BAGNAIA GEHT IN DIE SOMMERPAUSE ACHTET, WÄHREND DIE TITELHOFFNUNGEN DÜNNER WERDEN UND MARQUEZ’ VORSPRUNG WÄCHST
13 Jul·

Francesco Bagnaia geht in die Sommerpause auf dem achten Platz der MotoGP-Gesamtwertung in die Pause – nach dem, was als eine eher durchwachsene erste Saisonhälfte beschrieben wird. Im Vergleich zum gleichen Zeitpunkt im Vorjahr hat er drei Positionen eingebüßt, wobei sein Argument lautet, dass seine Leistungen konstanter gewesen seien. Dennoch haben seine Ergebnisse nicht das Niveau erreicht, das man von einem zweifachen Weltmeister erwartet: Bagnaia hat 2026 keinen Grand Prix gewonnen, sein einziger Sieg kam im Brno Sprint.

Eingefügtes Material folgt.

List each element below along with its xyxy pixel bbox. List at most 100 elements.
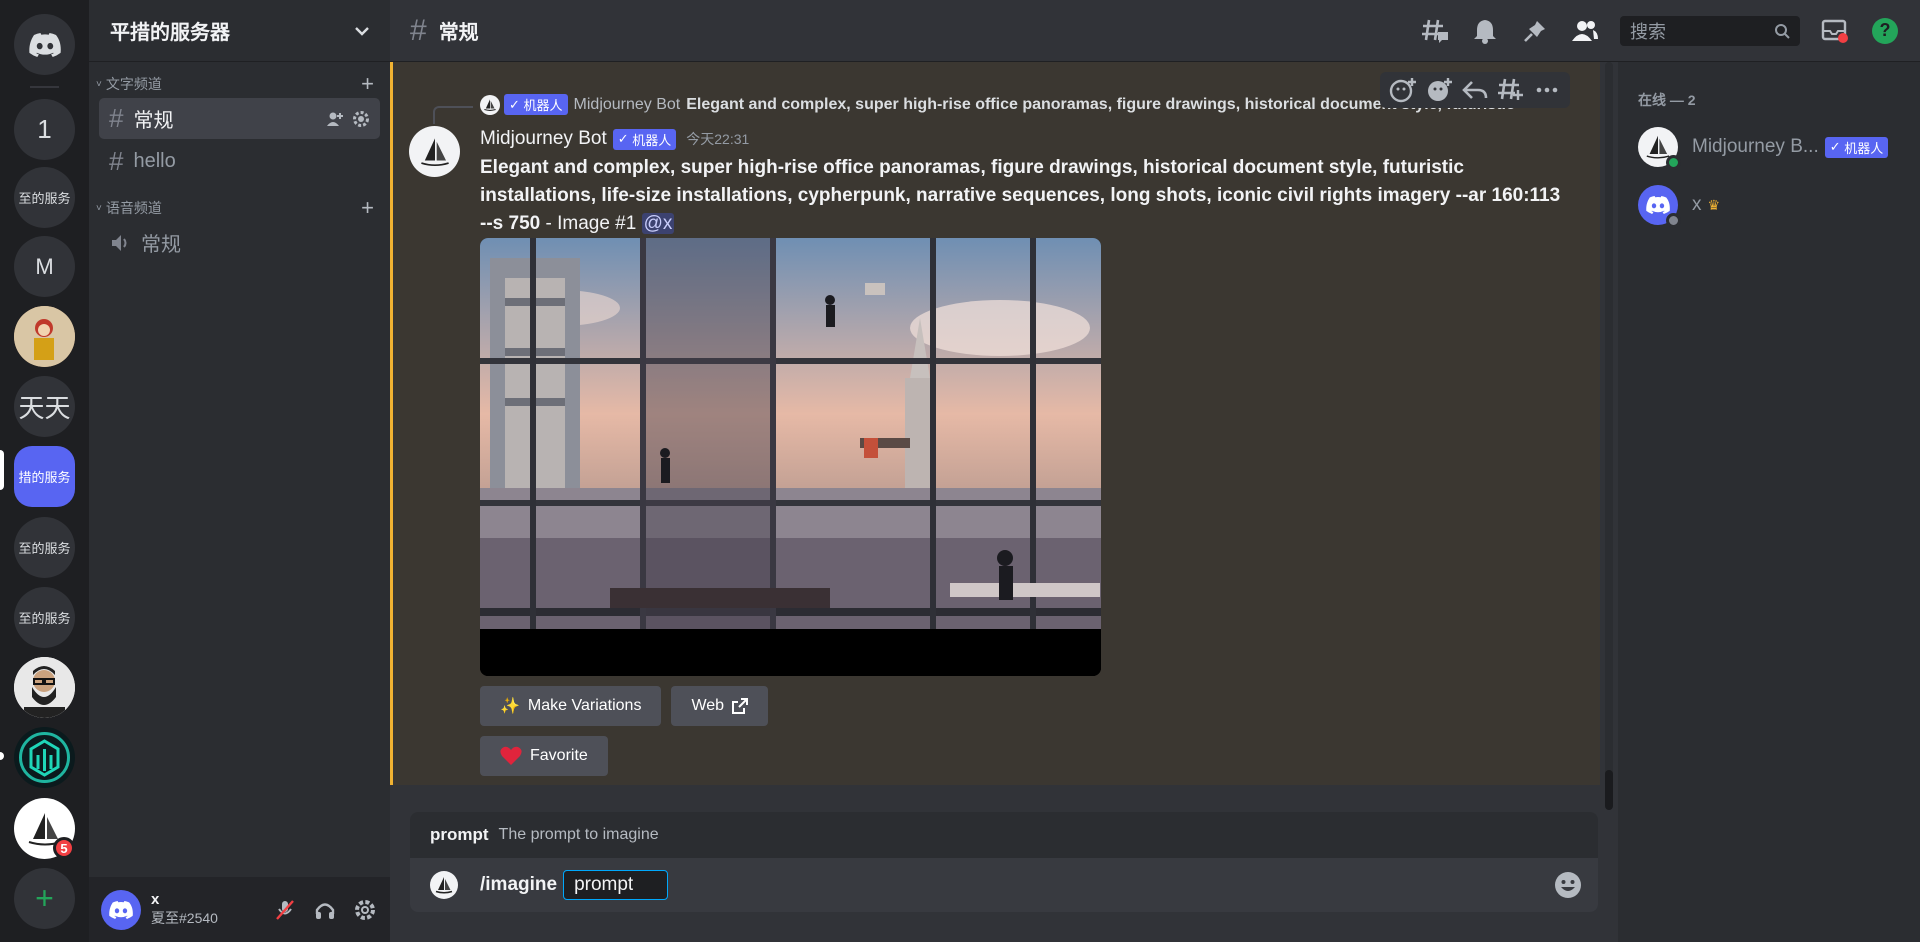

Mit Blick auf das Gesamtbild: Mit den Ergebnissen bis einschließlich des Samstags kommt er auf acht Podestplätze aus 22 Starts. Der Rückschritt wird vor allem mit der Entwicklung von Aprilia in Verbindung gebracht sowie mit dem Ende der jüngsten Ducati-Phase der Dominanz – beides habe die Wettbewerbslandschaft verändert, auf die Bagnaia zuvor gesetzt hatte.

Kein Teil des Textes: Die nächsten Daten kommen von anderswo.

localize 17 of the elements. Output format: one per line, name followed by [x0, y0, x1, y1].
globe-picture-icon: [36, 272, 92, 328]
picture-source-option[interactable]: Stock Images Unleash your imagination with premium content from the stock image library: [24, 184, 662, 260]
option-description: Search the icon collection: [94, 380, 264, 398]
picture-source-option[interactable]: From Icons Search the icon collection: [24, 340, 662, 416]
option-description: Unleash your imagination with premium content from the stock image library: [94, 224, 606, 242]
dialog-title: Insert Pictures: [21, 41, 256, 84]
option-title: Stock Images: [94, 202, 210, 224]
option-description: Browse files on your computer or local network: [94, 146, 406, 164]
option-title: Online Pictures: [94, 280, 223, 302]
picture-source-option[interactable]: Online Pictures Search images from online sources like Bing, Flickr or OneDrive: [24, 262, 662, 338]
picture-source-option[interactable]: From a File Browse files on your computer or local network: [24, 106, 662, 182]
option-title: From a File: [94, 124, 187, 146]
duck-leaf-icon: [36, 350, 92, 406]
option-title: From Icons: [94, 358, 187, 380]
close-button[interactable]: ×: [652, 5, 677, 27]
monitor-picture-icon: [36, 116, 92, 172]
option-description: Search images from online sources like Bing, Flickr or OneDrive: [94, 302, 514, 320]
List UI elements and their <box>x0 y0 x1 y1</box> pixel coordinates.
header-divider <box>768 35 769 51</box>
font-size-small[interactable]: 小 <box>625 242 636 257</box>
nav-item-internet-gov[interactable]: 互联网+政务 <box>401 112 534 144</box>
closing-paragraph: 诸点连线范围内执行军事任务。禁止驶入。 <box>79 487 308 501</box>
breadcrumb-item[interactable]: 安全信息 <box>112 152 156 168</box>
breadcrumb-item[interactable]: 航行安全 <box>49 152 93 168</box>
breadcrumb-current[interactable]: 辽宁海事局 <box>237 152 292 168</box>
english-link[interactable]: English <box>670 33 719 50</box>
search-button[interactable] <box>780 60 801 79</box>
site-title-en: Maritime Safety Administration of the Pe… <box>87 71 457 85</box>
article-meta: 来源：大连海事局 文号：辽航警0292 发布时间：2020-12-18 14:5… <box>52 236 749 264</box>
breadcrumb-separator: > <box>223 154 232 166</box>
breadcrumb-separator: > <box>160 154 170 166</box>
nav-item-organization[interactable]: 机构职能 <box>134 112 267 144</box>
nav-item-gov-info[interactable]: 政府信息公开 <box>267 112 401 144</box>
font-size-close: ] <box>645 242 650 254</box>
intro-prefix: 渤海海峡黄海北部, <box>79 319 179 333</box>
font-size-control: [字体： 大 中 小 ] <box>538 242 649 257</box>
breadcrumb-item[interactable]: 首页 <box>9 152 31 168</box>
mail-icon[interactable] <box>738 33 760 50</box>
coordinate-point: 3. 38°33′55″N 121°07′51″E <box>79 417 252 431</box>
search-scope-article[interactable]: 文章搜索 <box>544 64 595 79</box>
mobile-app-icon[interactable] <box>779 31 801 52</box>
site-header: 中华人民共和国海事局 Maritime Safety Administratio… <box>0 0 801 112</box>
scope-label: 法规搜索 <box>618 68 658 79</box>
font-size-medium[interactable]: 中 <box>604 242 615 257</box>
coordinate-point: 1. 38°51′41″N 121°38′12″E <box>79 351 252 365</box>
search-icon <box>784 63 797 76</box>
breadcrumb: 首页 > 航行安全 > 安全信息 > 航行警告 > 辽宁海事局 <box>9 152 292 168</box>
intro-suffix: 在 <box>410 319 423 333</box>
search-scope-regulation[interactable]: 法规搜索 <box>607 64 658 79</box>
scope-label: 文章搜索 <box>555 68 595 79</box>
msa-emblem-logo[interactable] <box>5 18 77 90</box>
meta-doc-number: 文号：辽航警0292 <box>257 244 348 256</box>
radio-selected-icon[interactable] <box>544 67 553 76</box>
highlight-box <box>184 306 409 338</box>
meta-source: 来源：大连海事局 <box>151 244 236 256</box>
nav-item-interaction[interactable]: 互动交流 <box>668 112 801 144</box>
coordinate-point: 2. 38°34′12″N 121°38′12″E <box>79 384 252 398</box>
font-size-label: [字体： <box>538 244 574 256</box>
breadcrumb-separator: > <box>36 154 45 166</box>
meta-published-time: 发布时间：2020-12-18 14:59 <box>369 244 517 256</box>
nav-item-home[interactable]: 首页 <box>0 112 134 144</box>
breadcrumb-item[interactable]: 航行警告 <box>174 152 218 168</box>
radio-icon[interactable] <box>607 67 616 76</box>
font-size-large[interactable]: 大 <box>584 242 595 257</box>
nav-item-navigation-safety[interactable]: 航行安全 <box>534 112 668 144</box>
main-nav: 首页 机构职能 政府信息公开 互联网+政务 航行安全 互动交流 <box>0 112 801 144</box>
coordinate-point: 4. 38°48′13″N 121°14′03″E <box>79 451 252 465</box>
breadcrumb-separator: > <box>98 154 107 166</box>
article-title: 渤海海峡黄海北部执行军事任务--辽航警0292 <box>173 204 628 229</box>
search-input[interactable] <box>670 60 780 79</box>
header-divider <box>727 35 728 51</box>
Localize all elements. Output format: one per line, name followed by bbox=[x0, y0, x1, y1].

Ein Schwerpunkt der Diskussion ist Bagnaia’ Duell gegen Marc Marquez. Letzte Saison wurde Bagnaia als „völlig niedergemacht“ durch Marquez beschrieben; er lag am Ende mehr als 250 Punkte zurück. Bagnaia’ Gegenargument damals: Änderungen am Ducati-Bike hätten „seine Stärken zunichtegemacht“, ein Punkt, den das Team jedoch bestritten habe. In diesem Jahr ist Marquez’ Form hingegen durch eine Verletzung beeinträchtigt. Er verpasste den Grand Prix in Le Mans und das gesamte Wochenende des Großen Preises von Katalonien. Davor fuhr er mit einer Schraube, die auf seinen Radialnerv drückte, und es hieß, er nutze „eineinhalb Arme“. Während er den rechten Arm wieder aufbaut, ist er noch nicht vollständig fit; Davide Tardozzi hatte zuvor gesagt, Marquez werde bis September nicht zu 100 Prozent sein.

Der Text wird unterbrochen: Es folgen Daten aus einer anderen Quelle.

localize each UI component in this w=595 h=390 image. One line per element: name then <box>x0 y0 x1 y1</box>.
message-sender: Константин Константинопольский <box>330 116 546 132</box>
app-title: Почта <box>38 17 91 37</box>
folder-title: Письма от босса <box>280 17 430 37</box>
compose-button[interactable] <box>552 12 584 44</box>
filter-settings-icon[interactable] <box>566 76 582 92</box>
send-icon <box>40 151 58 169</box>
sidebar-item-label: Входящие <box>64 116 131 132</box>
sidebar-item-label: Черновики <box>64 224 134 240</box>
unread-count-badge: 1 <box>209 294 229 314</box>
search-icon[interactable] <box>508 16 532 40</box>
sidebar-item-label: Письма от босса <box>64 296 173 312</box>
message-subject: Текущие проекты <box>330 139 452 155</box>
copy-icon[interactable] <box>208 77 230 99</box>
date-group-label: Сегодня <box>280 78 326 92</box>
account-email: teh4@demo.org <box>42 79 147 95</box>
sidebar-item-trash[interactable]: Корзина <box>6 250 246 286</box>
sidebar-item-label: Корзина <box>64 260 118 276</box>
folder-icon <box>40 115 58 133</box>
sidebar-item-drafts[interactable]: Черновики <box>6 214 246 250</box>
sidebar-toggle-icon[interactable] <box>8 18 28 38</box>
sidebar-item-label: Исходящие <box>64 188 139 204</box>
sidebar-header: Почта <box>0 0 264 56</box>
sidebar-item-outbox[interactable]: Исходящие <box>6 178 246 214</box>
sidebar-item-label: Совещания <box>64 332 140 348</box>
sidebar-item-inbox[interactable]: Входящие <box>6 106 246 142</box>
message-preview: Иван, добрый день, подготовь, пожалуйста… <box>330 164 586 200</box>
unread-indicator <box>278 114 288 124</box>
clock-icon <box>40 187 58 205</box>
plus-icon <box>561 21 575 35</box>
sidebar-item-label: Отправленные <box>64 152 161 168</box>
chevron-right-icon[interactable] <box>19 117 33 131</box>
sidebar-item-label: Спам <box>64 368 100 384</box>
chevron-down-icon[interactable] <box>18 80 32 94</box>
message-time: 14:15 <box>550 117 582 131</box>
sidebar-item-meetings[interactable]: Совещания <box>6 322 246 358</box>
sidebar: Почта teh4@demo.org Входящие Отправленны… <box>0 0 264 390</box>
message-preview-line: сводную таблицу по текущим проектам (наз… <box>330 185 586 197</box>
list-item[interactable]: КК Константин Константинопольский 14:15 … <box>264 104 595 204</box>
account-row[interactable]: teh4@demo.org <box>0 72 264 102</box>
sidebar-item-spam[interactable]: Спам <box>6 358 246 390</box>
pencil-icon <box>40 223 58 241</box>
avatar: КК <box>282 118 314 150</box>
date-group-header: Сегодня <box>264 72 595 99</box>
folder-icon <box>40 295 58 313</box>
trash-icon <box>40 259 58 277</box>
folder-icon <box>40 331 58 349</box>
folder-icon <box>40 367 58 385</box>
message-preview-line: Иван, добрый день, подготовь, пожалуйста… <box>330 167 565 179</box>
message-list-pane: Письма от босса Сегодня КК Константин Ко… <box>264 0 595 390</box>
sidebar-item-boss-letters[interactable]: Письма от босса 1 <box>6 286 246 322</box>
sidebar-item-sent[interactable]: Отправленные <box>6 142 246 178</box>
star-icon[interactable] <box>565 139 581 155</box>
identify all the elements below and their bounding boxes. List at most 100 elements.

Trotz dieser Umstände bleibt die gemeldete Bilanz im direkten Vergleich zwischen den beiden Fahrern klar zugunsten von Marquez. Bagnaia soll in ihrem Head-to-Head 18:6 zurückliegen – gezählt werden dabei alle Sessions, in denen beide als Fahrer klassifiziert wurden. Die daraus gezogene Schlussfolgerung lautet, dass Bagnaia Marquez nur „in einzelnen Momenten“ schlagen kann, selbst wenn Marquez geschwächt ist.
Während die Saison weiterläuft, wird Marquez als Favorit für den Titel dargestellt, Bagnaia hingegen als jemand, der zwar ein respektables, aber letztlich eher unauffälliges Ende seines aktuellen Kapitels haben dürfte. Falls überhaupt ein Ducati-Pilot um die Spitze kämpfen soll, wird als Möglichkeit genannt, dass es VR46s Fabio Di Giannantonio sein könnte.
Das Gesamtfazit: Auch wenn Bagnaia’ Erfolge nicht einfach wegzuwischen sind, hat seine fehlende Fähigkeit, Marquez konstant das Wasser zu reichen – besonders in den direkten Vergleichen – dazu geführt, dass manche bezweifeln, ob seine Karriere als „legendär“ bezeichnet werden kann. Der Beitrag hält außerdem fest, dass Bagnaia, sofern sich bei Aprilia nicht noch ein großer Umschwung ergibt, möglicherweise als jemand in Erinnerung bleibt, der zur richtigen Zeit auf einer dominanten Ducati seinen Höhepunkt hatte, aber nicht das Niveau eines ganz Großen über die gesamte Zeit erreicht hat. In diesem Stadium wird zudem auf die Entscheidung hingewiesen, den Weg für Pedro Acosta freizumachen.